Le mur belge
(De l’envoyé spécial du Petit Journal.)
Front belge,
15 mars.
Le soldat
d’Albert Ier est devant le mur de d’Yser que l’Allemand n’a pu
franchir depuis trois ans et demi. Mur, n’est pas ici une image, c’est une
réalité. Ainsi, le front belge ne ressemble à nul autre. Vous pouvez arriver en
auto et mettre pied à terre, et vous voilà en première ligne. De Nieuport à
Dixmude, un mur de sacs à terre sépare les deux camps. Tout le long court un
trottoir, en caillebotis, par endroits, en ciment par d’autres, c’est alors le
quartier chic : le boulevard. Ils portent des noms célèbres aidant
l’illusion, ils s’appellent boulevard Montmartre, avenue de Bruxelles, rue de
Paris, rue de Rome. De l’autre côté, l’inondation est tendue, quand vous vous
haussez, vous voyez nageant tranquillement entre le mur belge et le mur
allemand d’infinies compagnies de poules d’eau.
Elles étaient
peu nombreuses au début, à force de vivre en paix entre les deux massacres,
elles se multiplièrent. Elles ne s’effraient plus des éclatements. Jadis un
coup de fusil les aurait fait s’envoler. Les soixante-quinze, les cent cinq,
les cent cinquante passent aujourd’hui au-dessus d’elles sans qu’une de leurs
plumes ne frissonne. C’est à leur tour de regarder les hommes se tuer. C’est le
front sans boyau, sans tranchée. Tout est en plein air. Les abris ne sont pas
creusés dans le sol, mais posés dessus comme autant de petits cubes blancs.
L’aspect est celui d’un mâchicoulis de château-fort qui, au lieu de couronner
une tour, s’étirerait en droite ligne, à l’infini. Quand vous êtes aux
tranchées avancées sur le front de France, vous ne rencontrez pas un homme. Ils
sont dans les abris. La tranchée occupée coude à coude n’est qu’une imagination
d’imagier.
Derrière le mur
En dehors des
minutes tragiques de l’attaque elle ne grouille jamais, elle est dépeuplée.

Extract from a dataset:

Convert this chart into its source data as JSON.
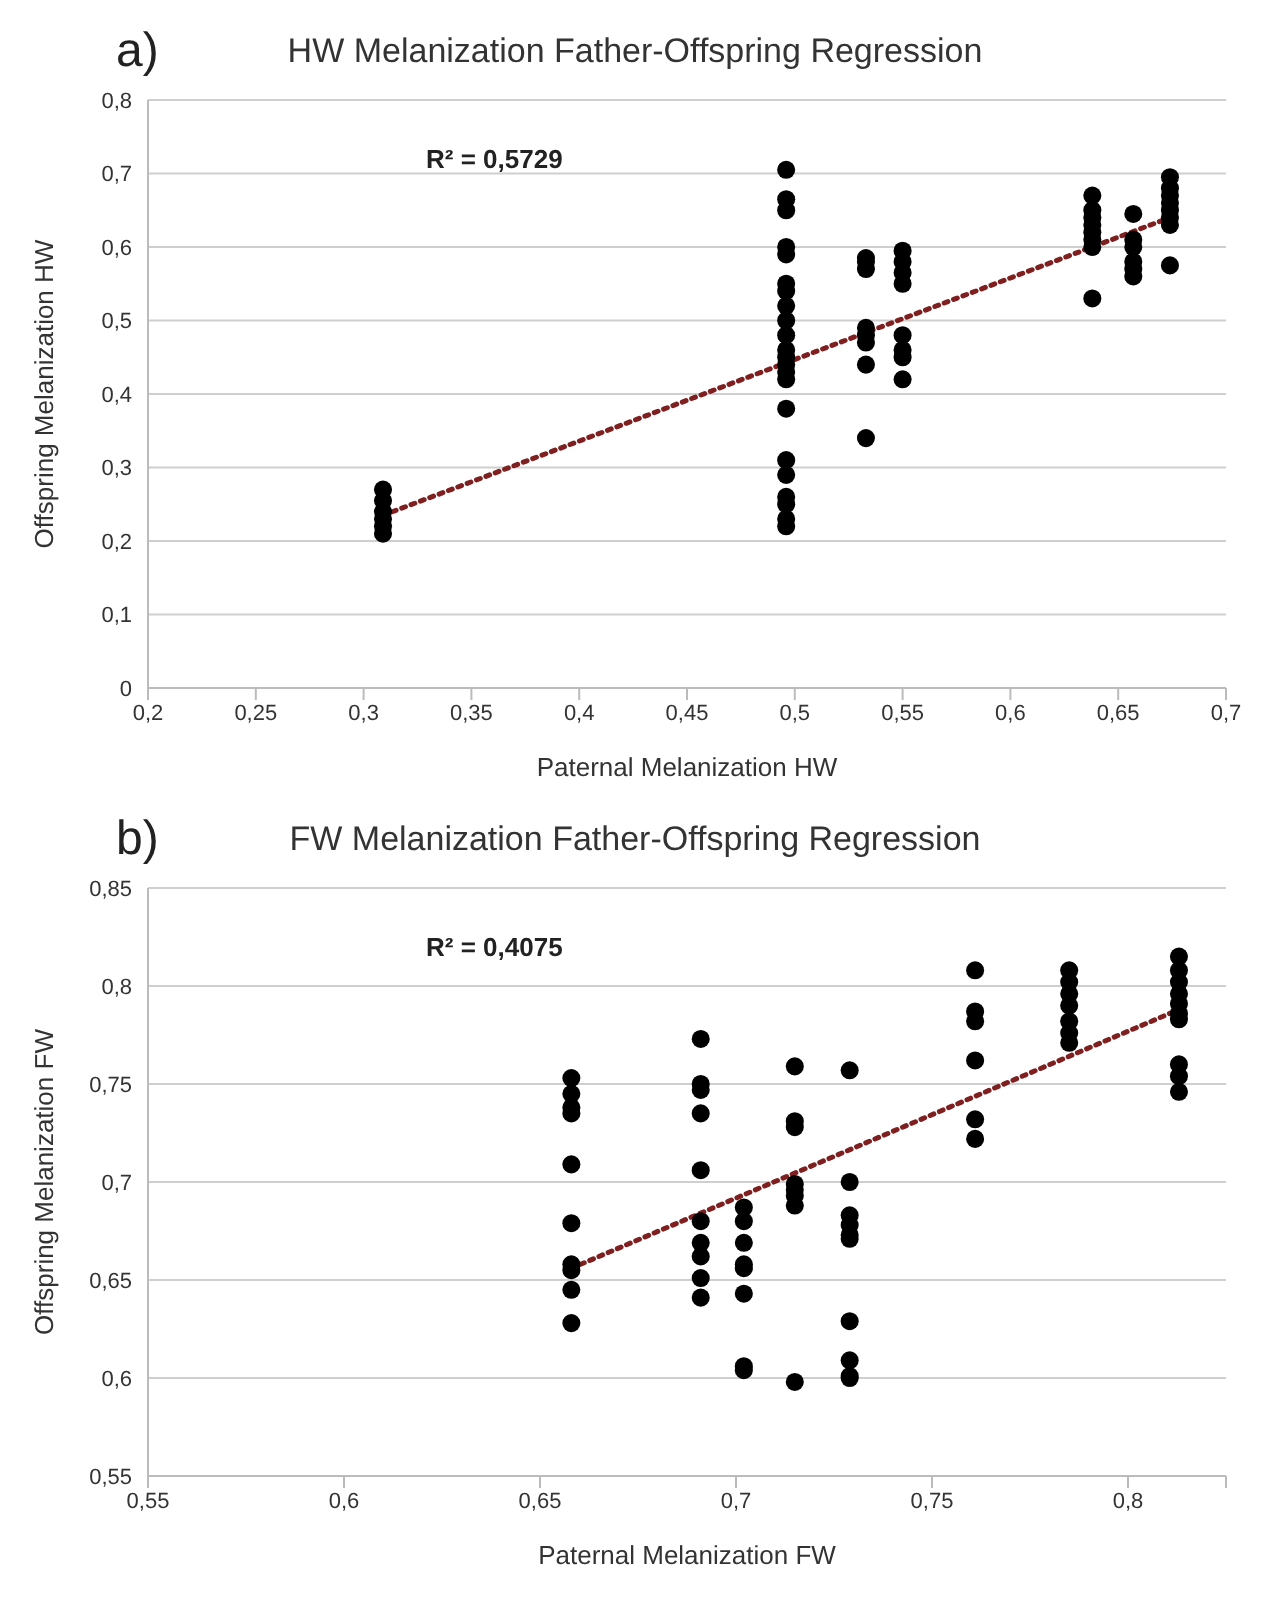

Derrière le mur belge, autre aspect qui vous frappe de son originalité :
l’armée vit et circule. Entre les chicanes du mâchicoulis des soldats épluchent
des pommes de terre, soufflent à pleine joue sur un feu de bois qui chauffera
leur café, se rasent, séparent avec conviction leurs cheveux comme s’ils
devaient aller rendre une visite qui exige que l’on soit beau. D’autres
sommeillent, d’autres lisent des romans, d’autres rêvent. On en voit qui
portent à un camarade installé tailleur, leur capote mise à mal. Il y a des
groupes qui jouent aux cartes, et des stratèges aux échecs. Au pied d’une
mitrailleuse de flanquement, l’un des servants recopiait de la musique. Quand
il pleut ils rentrent dans leurs petits cubes et vivent comme des lapins. Ce
matin le soleil est de printemps, un cycliste roule sur le bitume et vend les
journaux. Les officiers se promènent sur les trottoirs. Quelques-uns pour se
donner un doux rêve sont habillés de leur plus neuf uniforme, ainsi qu’au
départ pour une permission. Si la mort qui ne passe pas de jour sans s’abattre
sur ce trottoir les prenait à cet instant, elle les aurait en tenue impeccable.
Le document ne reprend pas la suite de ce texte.